Come up with correct normalizing code for fields
Opened this issue · 4 comments
We need to come up with the right rules for normalizing the fields in the master table. For instance, deciding to have all ship names in capital letters, or getting rid of bad characters from callsigns.
The file where we will keep track of these normalizing rules is here: https://github.com/GlobalFishingWatch/identity-matching/blob/master/table_building/fieldnormalizing.md
I'm assigning this to @Bjorn-skytruth, but I am also equally assigned to it.
Here are examples of callsigns from type5/24 messages and registries and how they should be normalized.

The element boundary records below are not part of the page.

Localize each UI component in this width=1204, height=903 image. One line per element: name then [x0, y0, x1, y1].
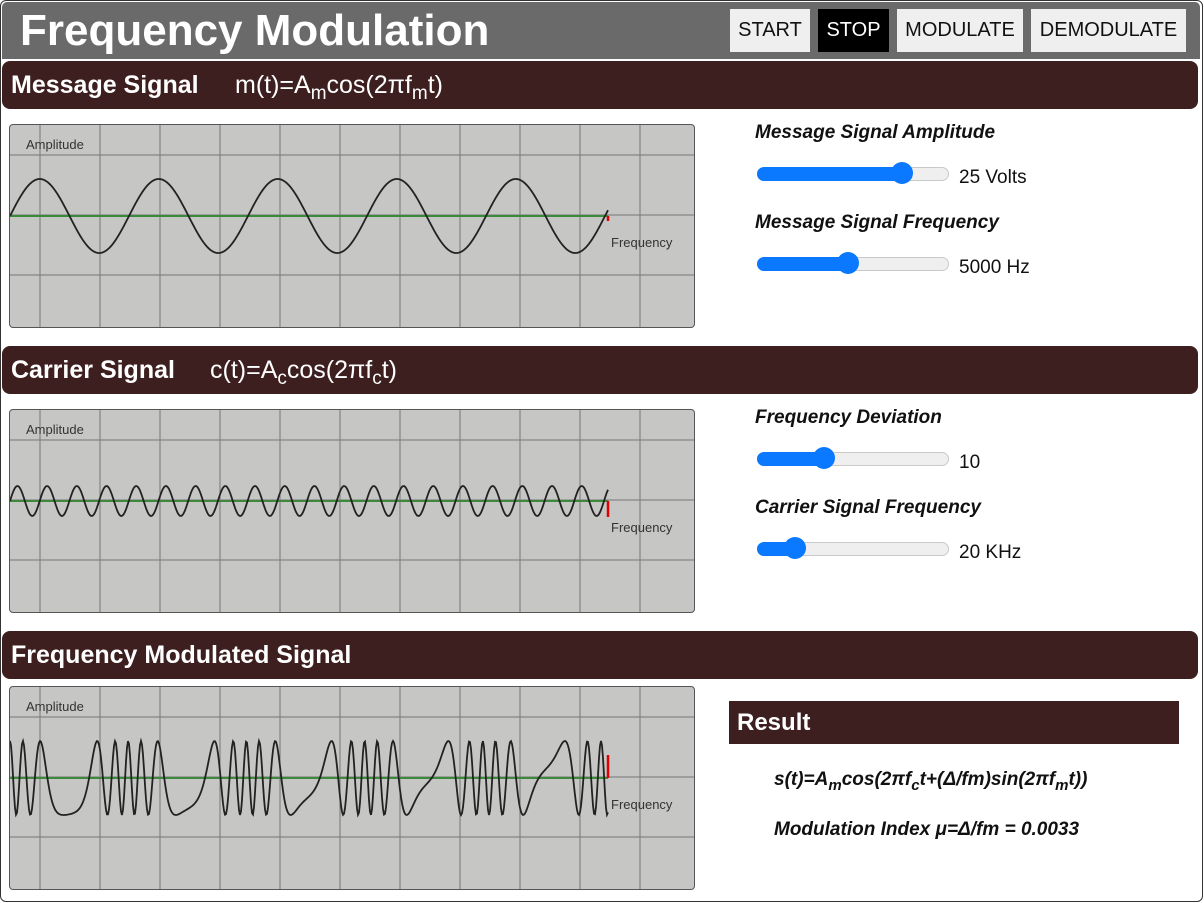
message-signal-scope: Amplitude Frequency — [9, 124, 695, 328]
result-equation: s(t)=Amcos(2πfct+(Δ/fm)sin(2πfmt)) — [774, 769, 1088, 794]
frequency-label: Frequency — [611, 797, 673, 812]
message-frequency-slider[interactable] — [757, 252, 949, 274]
carrier-signal-plot: Amplitude Frequency — [10, 410, 694, 612]
fm-signal-title: Frequency Modulated Signal — [11, 641, 352, 669]
carrier-signal-formula: c(t)=Accos(2πfct) — [210, 356, 397, 389]
fm-signal-plot: Amplitude Frequency — [10, 687, 694, 889]
message-frequency-label: Message Signal Frequency — [755, 212, 999, 233]
amplitude-label: Amplitude — [26, 422, 84, 437]
message-signal-title: Message Signal — [11, 71, 199, 99]
message-amplitude-slider[interactable] — [757, 162, 949, 184]
fm-signal-scope: Amplitude Frequency — [9, 686, 695, 890]
message-amplitude-value: 25 Volts — [959, 167, 1027, 188]
result-header: Result — [729, 701, 1179, 744]
result-title: Result — [737, 709, 811, 736]
amplitude-label: Amplitude — [26, 137, 84, 152]
fm-signal-header: Frequency Modulated Signal — [2, 631, 1198, 679]
slider-thumb[interactable] — [813, 447, 836, 469]
frequency-deviation-value: 10 — [959, 452, 981, 473]
modulate-button[interactable]: MODULATE — [897, 9, 1023, 52]
message-frequency-value: 5000 Hz — [959, 257, 1030, 278]
carrier-frequency-slider[interactable] — [757, 537, 949, 559]
carrier-frequency-label: Carrier Signal Frequency — [755, 497, 981, 518]
carrier-frequency-value: 20 KHz — [959, 542, 1022, 563]
frequency-deviation-label: Frequency Deviation — [755, 407, 942, 428]
carrier-signal-title: Carrier Signal — [11, 356, 175, 384]
message-amplitude-label: Message Signal Amplitude — [755, 122, 996, 143]
slider-thumb[interactable] — [836, 252, 859, 274]
message-signal-header: Message Signal m(t)=Amcos(2πfmt) — [2, 61, 1198, 109]
frequency-label: Frequency — [611, 520, 673, 535]
frequency-label: Frequency — [611, 235, 673, 250]
stop-button[interactable]: STOP — [818, 9, 889, 52]
modulation-index: Modulation Index μ=Δ/fm = 0.0033 — [774, 819, 1080, 840]
message-signal-plot: Amplitude Frequency — [10, 125, 694, 327]
frequency-deviation-slider[interactable] — [757, 447, 949, 469]
carrier-signal-scope: Amplitude Frequency — [9, 409, 695, 613]
demodulate-button[interactable]: DEMODULATE — [1031, 9, 1186, 52]
amplitude-label: Amplitude — [26, 699, 84, 714]
start-button[interactable]: START — [730, 9, 810, 52]
message-signal-formula: m(t)=Amcos(2πfmt) — [235, 71, 443, 104]
carrier-signal-header: Carrier Signal c(t)=Accos(2πfct) — [2, 346, 1198, 394]
app-title: Frequency Modulation — [20, 6, 490, 55]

callsign | source | normalized callsign |
---|---|---|
HO_4007 | type 5 | HO4007 |
BL-2099 | type 5 | BL2099 |
6 N K J | type 5 | 6NKJ |
A | type 5 | |
BBIM2 | IOTC | BBIM2 |
412677390 | IOTC | |
YEA. 4420 | IOTC | YEA4420 |
Unknown | IOTC | |
BJ4089Â | WCPFC | BJ4089 |
cb3290 | SPRFMO | CB3290 |
(blank) | ICCAT | |
326DAEJIN | CLAV | |
306GANGWON | CLAV |
Normalization Rules for callsigns
- Remove all characters that are not numbers or standard letters
- Capitalize letters
- Remove all spaces
- Remove any callsign that does not have from 3-7 characters
- Remove the callsigns 'UNKNOWN', 'Unknown', and '(blank)'
Normalizing names will be considerably more complex. Examples of name and callsigns can be found here. Issues to resolve, roughly in order of importance:
- Capitalize name
- Remove the text 'No.' (Nº sometimes found in registries)
- Move the number from before to after name
- Remove characters -#'
- Replace roman numerals with numbers
- Remove F/V and F/B from the name
- Fix foreign accented letters that come up scrambled in the registries, there is a pattern but it may be complex to work out. Turkish names are almost indecipherable.
- Replace number words with numbers
@Bjorn-skytruth this is very helpful -- I think we can do most of it in BigQuery, but it will take some work to get the regex expressions correct.